Выбрать главу

— Где сейчас Кирилл? — поинтересовался, вставая, Коста.

— Как только он их заметил, сразу же вошел в магазин Полатова и оставался там, пока те не смылись… Сейчас идет сюда…

Снаружи кто-то очищал обувь от грязи. Потом дверь отворилась, и на пороге вырос Бруцев. Он весь кипел от негодования.

— Пес шелудивый! — выругался он. — Еле сдержался, чтобы не свернуть ему шею!

— Они тебя видели? — спросил Калчев.

— А кто их знает… Вроде говорили о чем-то между собой… Если только не притворялись… Вниз отправились, к малому рынку…

И, помолчав немного, снова взорвался:

— Станет мне говорить Дончев… Болгары, мол… Этот тоже болгарин. Болгарское имя носит, в болгарскую церковь ходит… Собака!

— Поди сюда! — засмеялся дед Мирон и подвинулся, освобождая место Бруцеву. — Будет тебе кипятиться-то!

В доме деда Мирона Бруцева любили за его непримиримый характер, жалели этого парня, который никогда не знал ни дома, ни ласки.

Старик дождался, пока семинарист устроится поудобней, потом поднялся, подошел к очагу и поставил на жар кастрюлю.

— Время уже обеденное… — И крикнул Радое, стоявшему у порога: — Принеси-ка сюда маленький столик…

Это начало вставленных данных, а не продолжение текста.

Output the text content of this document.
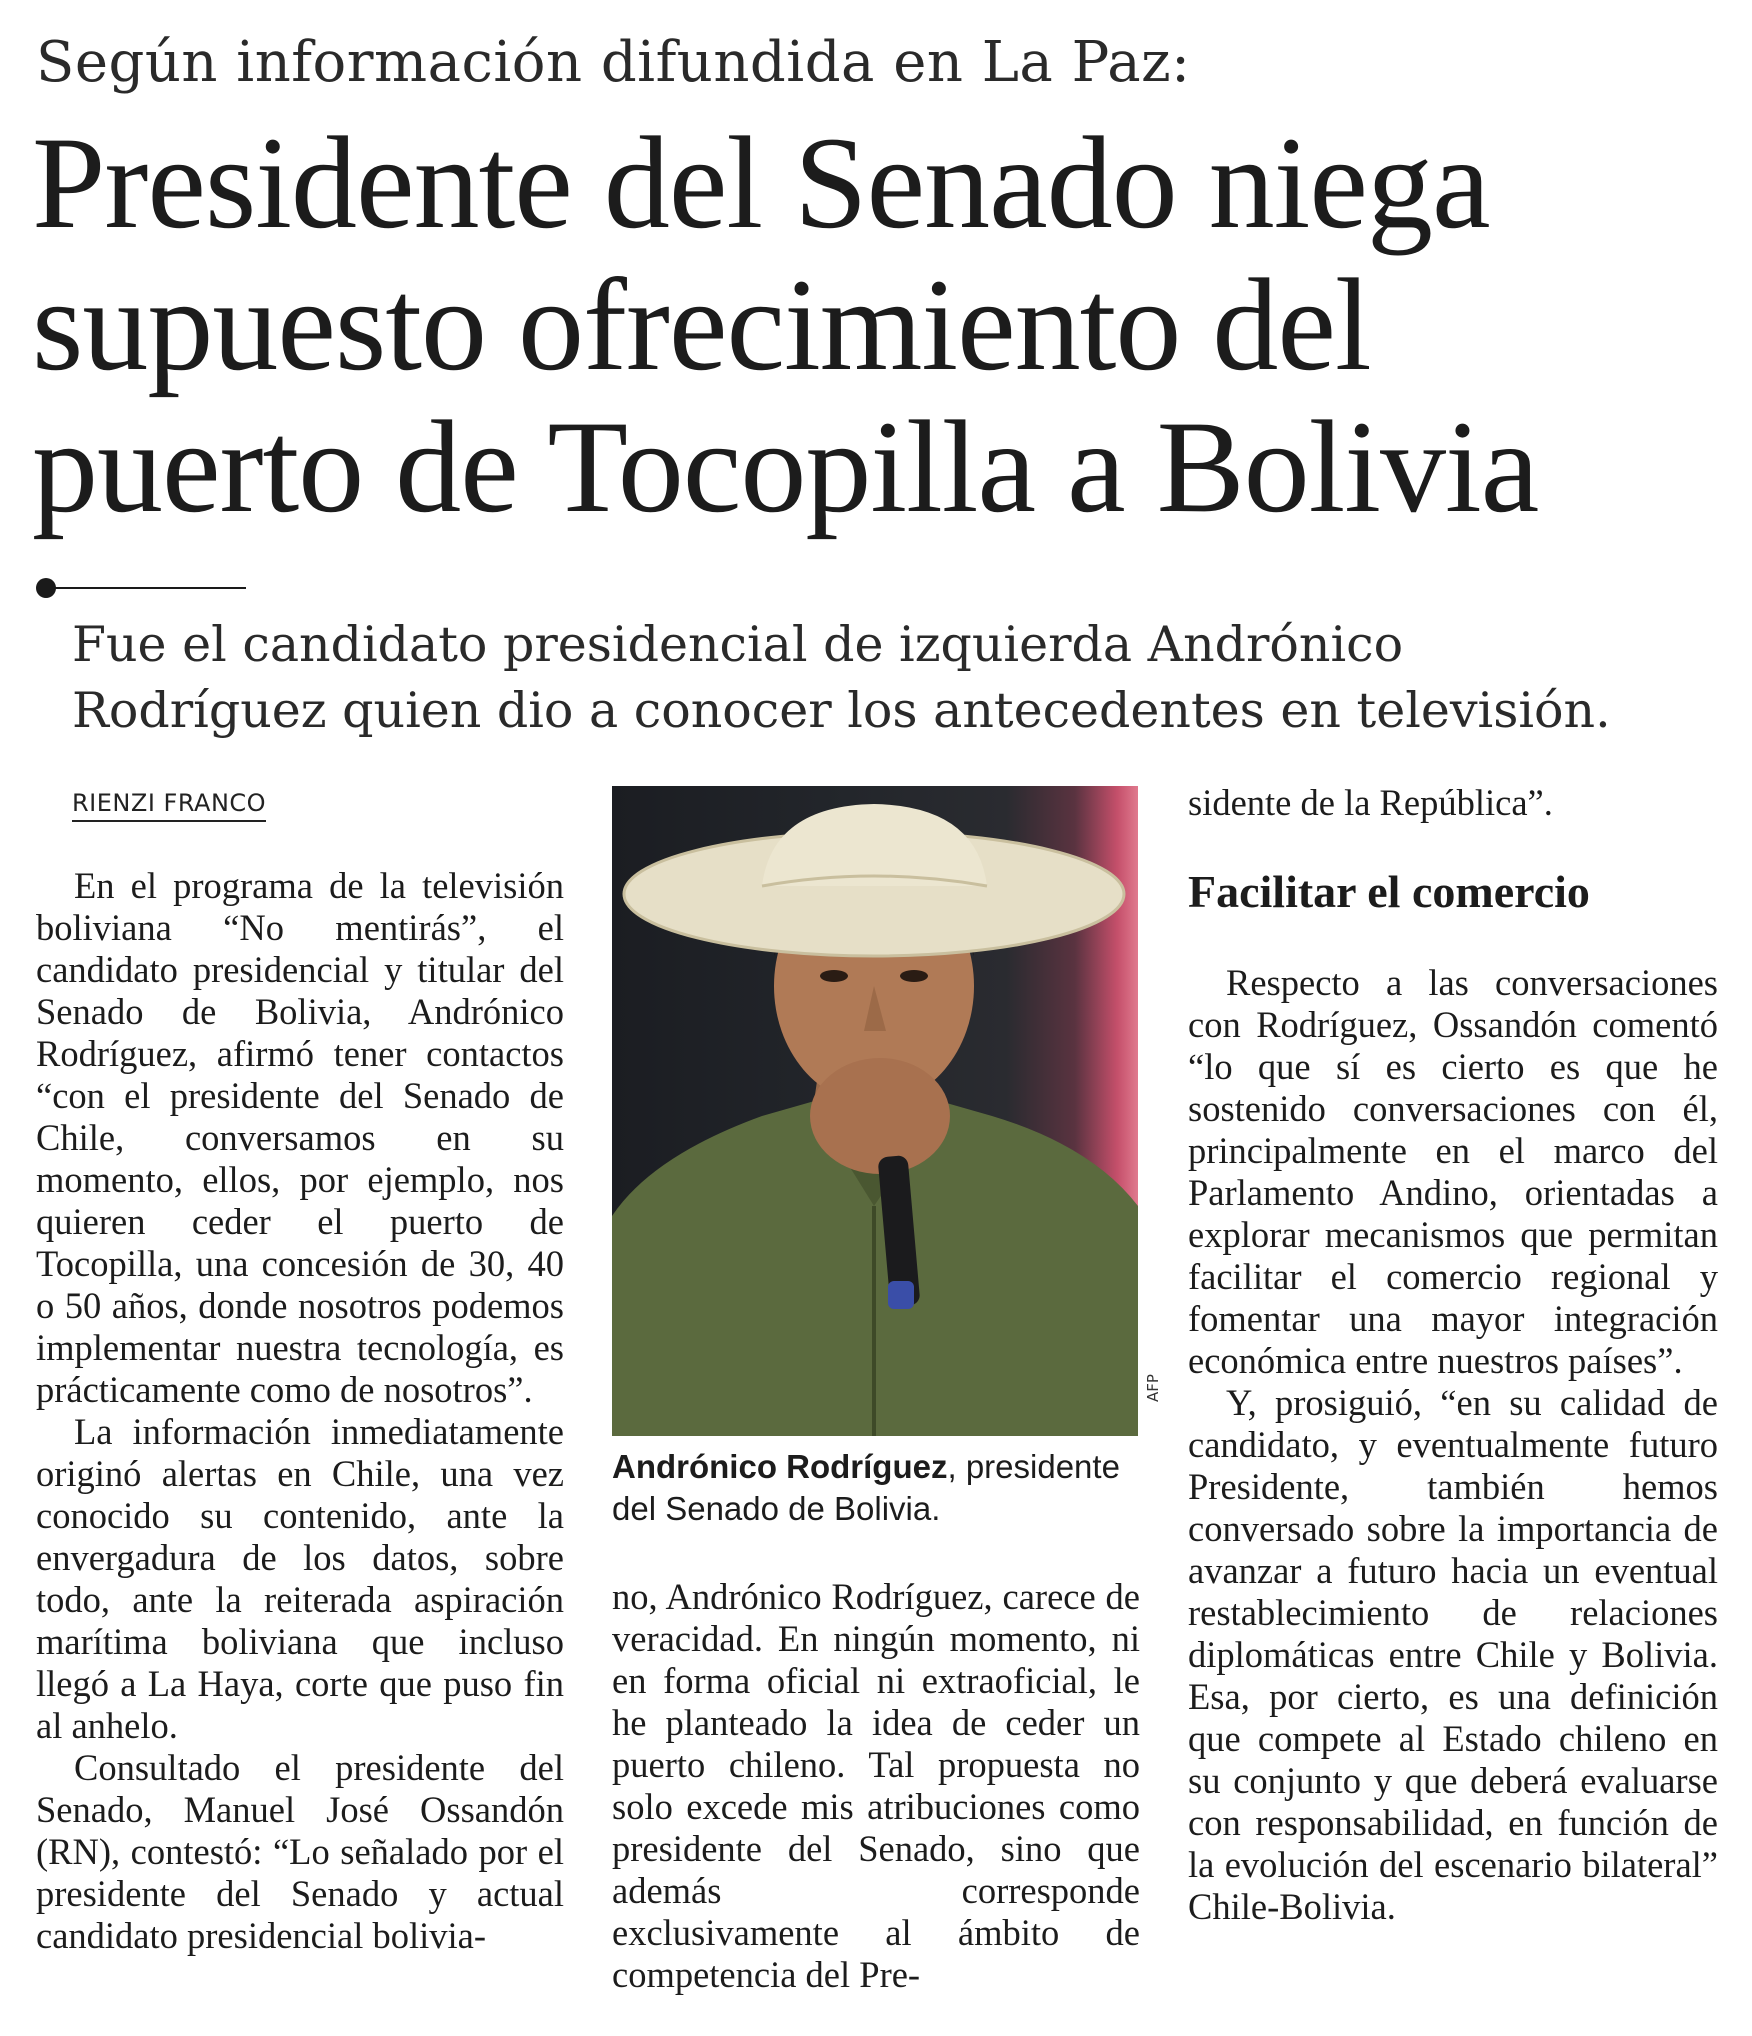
Según información difundida en La Paz:
Presidente del Senado niega
supuesto ofrecimiento del
puerto de Tocopilla a Bolivia
Fue el candidato presidencial de izquierda Andrónico
Rodríguez quien dio a conocer los antecedentes en televisión.
RIENZI FRANCO

En el programa de la televisión boliviana “No mentirás”, el candidato presidencial y titular del Senado de Bolivia, Andrónico Rodríguez, afirmó tener contactos “con el presidente del Senado de Chile, conversamos en su momento, ellos, por ejemplo, nos quieren ceder el puerto de Tocopilla, una concesión de 30, 40 o 50 años, donde nosotros podemos implementar nuestra tecnología, es prácticamente como de nosotros”.

La información inmediatamente originó alertas en Chile, una vez conocido su contenido, ante la envergadura de los datos, sobre todo, ante la reiterada aspiración marítima boliviana que incluso llegó a La Haya, corte que puso fin al anhelo.

Consultado el presidente del Senado, Manuel José Ossandón (RN), contestó: “Lo señalado por el presidente del Senado y actual candidato presidencial bolivia-

AFP
Andrónico Rodríguez, presidente del Senado de Bolivia.

no, Andrónico Rodríguez, carece de veracidad. En ningún momento, ni en forma oficial ni extraoficial, le he planteado la idea de ceder un puerto chileno. Tal propuesta no solo excede mis atribuciones como presidente del Senado, sino que además corresponde exclusivamente al ámbito de competencia del Pre-

sidente de la República”.

Facilitar el comercio

Respecto a las conversaciones con Rodríguez, Ossandón comentó “lo que sí es cierto es que he sostenido conversaciones con él, principalmente en el marco del Parlamento Andino, orientadas a explorar mecanismos que permitan facilitar el comercio regional y fomentar una mayor integración económica entre nuestros países”.

Y, prosiguió, “en su calidad de candidato, y eventualmente futuro Presidente, también hemos conversado sobre la importancia de avanzar a futuro hacia un eventual restablecimiento de relaciones diplomáticas entre Chile y Bolivia. Esa, por cierto, es una definición que compete al Estado chileno en su conjunto y que deberá evaluarse con responsabilidad, en función de la evolución del escenario bilateral” Chile-Bolivia.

Радое принес низенький столик. Придвинув его к миндеру, дед Мирон поставил перед каждым глазурованную миску, положил ложку, а посередине водрузил кастрюлю. Затем открыл крышку — и в комнате разнесся упоительный аромат чечевичной похлебки с чесноком. Прервавшийся было разговор возобновился с новой силой.

Мирон Калчев, умный и суровый человек, был родом из стрелчанских сел. В молодости он скитался по России, побывал под Ростовом и на Кубани, где научился выращивать арбузы и дыни. Вернувшись в Болгарию, осел в Пловдиве, но большую часть времени проводил на своей бахче под Сарайкыром. Дед Мирон был обучен грамоте и в свободное от работы время любил листать Костины книжки, как бы пытаясь увидеть за мелко исписанными буквами таинственный и необъятный мир.

К Бруцеву дед Мирон питал особую слабость. Может быть, потому, что тот был среди них самым молодым, а может, потому что сам был таким же неистовым спорщиком.

Вот и сейчас, сидя рядом с семинаристом, он время от времени подливал ему в тарелку. Бруцев ел быстро и с удовольствием, как человек, который всегда жил впроголодь. Но вместе с тем он внимательно следил за разговором, который велся за столом.

— Итак, — прервал он Каляева, подчищая тарелку корочкой хлеба, — вы утверждаете, что революция — дело общее. И в нем могут участвовать и греческие священники, и все фанариоты[19] из Филибе.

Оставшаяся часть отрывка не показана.